Svetla Koeva; Ivelina Stoyanova; Svetlozara Leseva; Rositsa Dekova; Tsvetana Dimitrova; Ekaterina Tarpomanova

doi:10.15398/jlm.v0i1.33

Authors

Svetla Koeva Department of Computational Linguistics, Institute for Bulgarian Language, Bulgarian Academy of Sciences
Ivelina Stoyanova Department of Computational Linguistics, Institute for Bulgarian Language, Bulgarian Academy of Sciences
Svetlozara Leseva Department of Computational Linguistics, Institute for Bulgarian Language, Bulgarian Academy of Sciences
Rositsa Dekova Department of Computational Linguistics, Institute for Bulgarian Language, Bulgarian Academy of Sciences
Tsvetana Dimitrova Department of Computational Linguistics, Institute for Bulgarian Language, Bulgarian Academy of Sciences
Ekaterina Tarpomanova Department of Computational Linguistics, Institute for Bulgarian Language, Bulgarian Academy of Sciences

Keywords:

corpus design, Bulgarian National Corpus, computational linguistics

Abstract

The paper discusses several key concepts related to the development of corpora and reconsiders them in light of recent developments in NLP. On the basis of an overview of present-day corpora, we conclude that the dominant practices of corpus design do not utilise adequately the technologies and, as a result, fail to meet the demands of corpus linguistics, computational lexicology and computational linguistics alike.

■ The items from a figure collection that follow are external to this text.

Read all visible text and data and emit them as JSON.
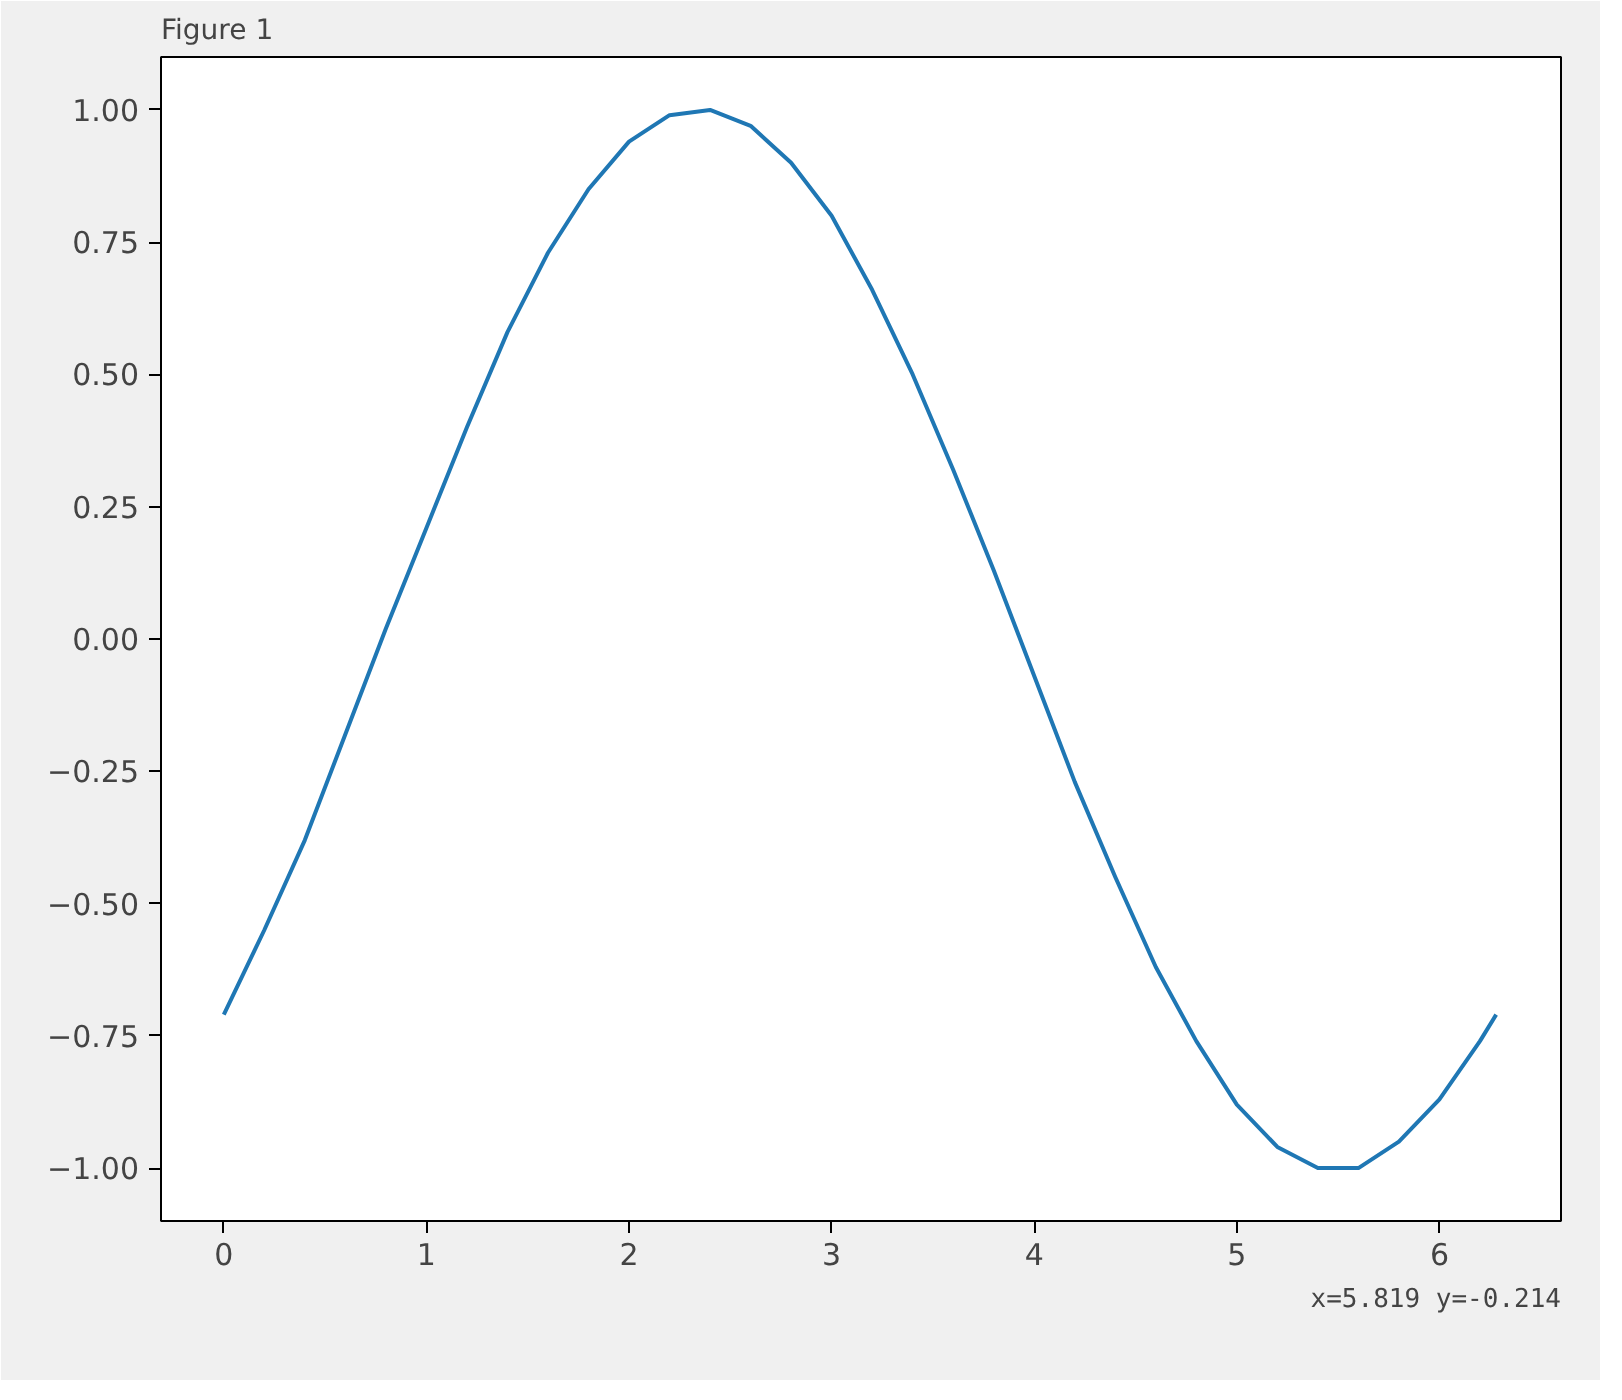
{
  "chart_data": {
    "type": "line",
    "title": "Figure 1",
    "x": [
      0,
      0.2,
      0.4,
      0.6,
      0.8,
      1.0,
      1.2,
      1.4,
      1.6,
      1.8,
      2.0,
      2.2,
      2.4,
      2.6,
      2.8,
      3.0,
      3.2,
      3.4,
      3.6,
      3.8,
      4.0,
      4.2,
      4.4,
      4.6,
      4.8,
      5.0,
      5.2,
      5.4,
      5.6,
      5.8,
      6.0,
      6.2,
      6.28
    ],
    "series": [
      {
        "color": "#1f77b4",
        "values": [
          -0.71,
          -0.55,
          -0.38,
          -0.18,
          0.02,
          0.21,
          0.4,
          0.58,
          0.73,
          0.85,
          0.94,
          0.99,
          1.0,
          0.97,
          0.9,
          0.8,
          0.66,
          0.5,
          0.32,
          0.13,
          -0.07,
          -0.27,
          -0.45,
          -0.62,
          -0.76,
          -0.88,
          -0.96,
          -1.0,
          -1.0,
          -0.95,
          -0.87,
          -0.76,
          -0.71
        ]
      }
    ],
    "xlim": [
      -0.31,
      6.6
    ],
    "ylim": [
      -1.1,
      1.1
    ],
    "xticks": [
      0,
      1,
      2,
      3,
      4,
      5,
      6
    ],
    "yticks": [
      {
        "value": -1,
        "label": "−1.00"
      },
      {
        "value": -0.75,
        "label": "−0.75"
      },
      {
        "value": -0.5,
        "label": "−0.50"
      },
      {
        "value": -0.25,
        "label": "−0.25"
      },
      {
        "value": 0,
        "label": "0.00"
      },
      {
        "value": 0.25,
        "label": "0.25"
      },
      {
        "value": 0.5,
        "label": "0.50"
      },
      {
        "value": 0.75,
        "label": "0.75"
      },
      {
        "value": 1,
        "label": "1.00"
      }
    ],
    "grid": false,
    "annotations": [
      "x=5.819 y=-0.214"
    ]
  }
}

We proceed to lay out a data-driven approach to corpus design, which integrates the best practices of traditional corpus linguistics with the potential of the latest technologies allowing fast collection, automatic metadata description and annotation of large amounts of data. Thus, the gist of the approach we propose is that corpus design should be centred on amassing large amounts of mono- and multilingual texts and on providing them with a detailed metadata description and high-quality multi-level annotation.

We go on to illustrate this concept with a description of the compilation, structuring, documentation, and annotation of the Bulgarian National Corpus (BulNC). At present it consists of a Bulgarian part of 979.6 million words, constituting the corpus kernel, and 33 Bulgarian-X language corpora, totalling 972.3 million words, 1.95 billion words altogether. The BulNC is supplied with a comprehensive metadata description, which allows us to organise the texts according to different principles. The Bulgarian part of the BulNC is automatically processed (tokenised and sentence split) and annotated at several levels: morphosyntactic tagging, lemmatisation, word-sense annotation, annotation of noun phrases and named entities. Some levels of annotation are also applied to the Bulgarian-English parallel corpus with the prospect of expanding multilingual annotation both in terms of linguistic levels and the number of languages for which it is available. We conclude with a brief evaluation of the quality of the corpus and an outline of its applications in NLP and linguistic research.